The opportunity for ProveIt! came by chance, according to Jacob.

“I was like, browsing the SGA website when I saw a thing for ProveiT. Then I saw a couple of posters through campus, so that’s how I found out about it. I think it was like, 36 hours before the deadline for ProveiT when we decided to go for it,” she said. The idea initially came from a shared interest and desire to create such a project among the group members.

“There are a lot of applications in a range of areas of research, but there are also other applications, such as in the art community, like making models for students and things like that” said member Bridget Anger, who is pursuing a chemical engineering major.

UMBC already has 3D printers – one in the Biological Sciences department and another in Engineering. However, the students in 3D UMBC aim to introduce the waste-made printers to other academic departments and later expand their availability, potentially making them available for use in the library.

Meanwhile, ClubHub, the second ProveiT winner of the year, aims to reorganize and expand the ways in which students connect to clubs and other organizations on campus. The idea is to introduce a mobile app to not only connect students to organizations, but to also facilitate interaction and management among organization members.

“You can run a club through ClubHub, and have all your members in the app. You can send notifications, set reminders, change dates and stuff like that,” said Jasraj Singh, a sophomore pursuing an information systems major, who is the group’s head of operations.

The idea came from member’s own experiences as part of students organizations, as well as a clear need for more connection to campus events, particularly those of smaller scale. In order to remedy that, ClubHub aims to create a more friendly user interface to be used by clubs and students alike. Additionally, they aim to shake things up in order areas:

“One of the big things we’re working on is getting QR codes for Involvement Fest. So instead of writing down your email, you’d scan a QR code and get put on a ClubHub list for that organization” said Singh.

According to Singh, the ClubHub members will work on programming and developing through the summer. A beta version of the app is expected to be available next fall.

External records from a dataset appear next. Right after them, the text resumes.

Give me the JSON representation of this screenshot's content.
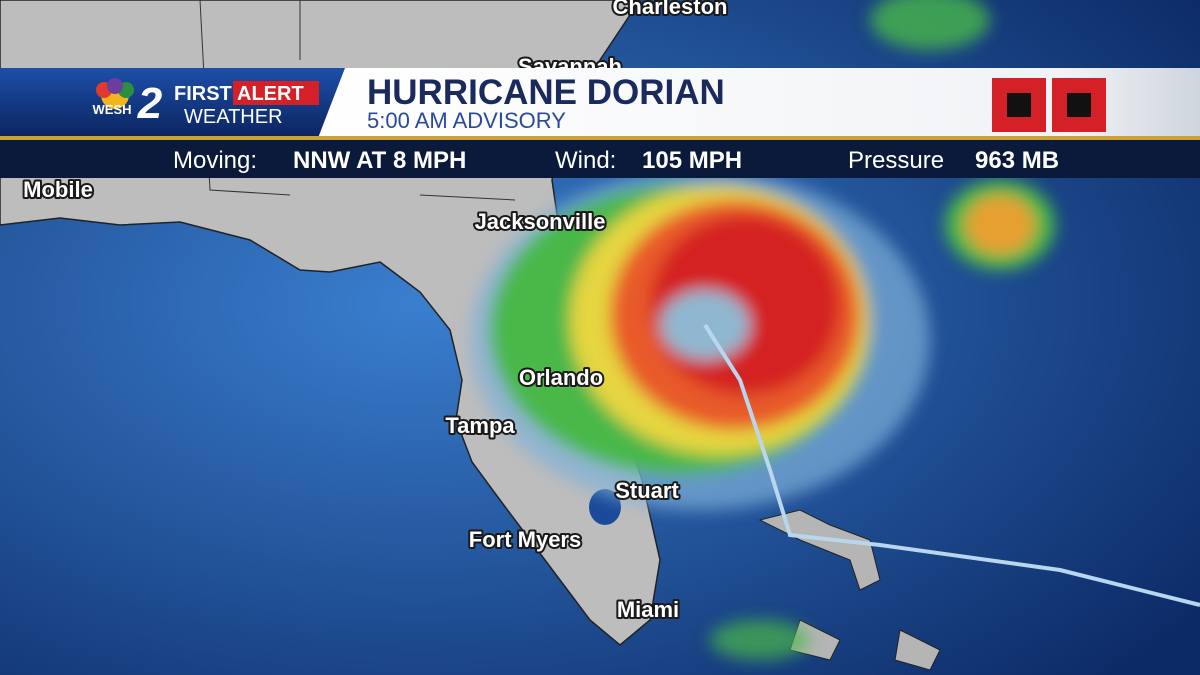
{
  "header": {
    "station": "WESH",
    "channel": "2",
    "first": "FIRST",
    "alert": "ALERT",
    "weather": "WEATHER",
    "title": "HURRICANE DORIAN",
    "subtitle": "5:00 AM ADVISORY"
  },
  "stats": [
    {
      "label": "Moving:",
      "value": "NNW AT 8 MPH"
    },
    {
      "label": "Wind:",
      "value": "105 MPH"
    },
    {
      "label": "Pressure",
      "value": "963 MB"
    }
  ],
  "cities": [
    "Charleston",
    "Savannah",
    "Mobile",
    "Jacksonville",
    "Orlando",
    "Tampa",
    "Stuart",
    "Fort Myers",
    "Miami"
  ]
}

A number of campus changes over the years were implemented with the program and its funding throughout the years. The Garden was one such implementation, a winner from the 2014 competition. Retriever Treasures, another winner, collects unwanted items during move-outs, selling them the following semester in a yard sale.

Some of the most well-known products of the ProveiT! program are the solar-powered tables by the RAC, the Commons, and Harbor Hall. They were introduced in 2015 and promoted by the SOLARetrievers in the competition, and ultimately won.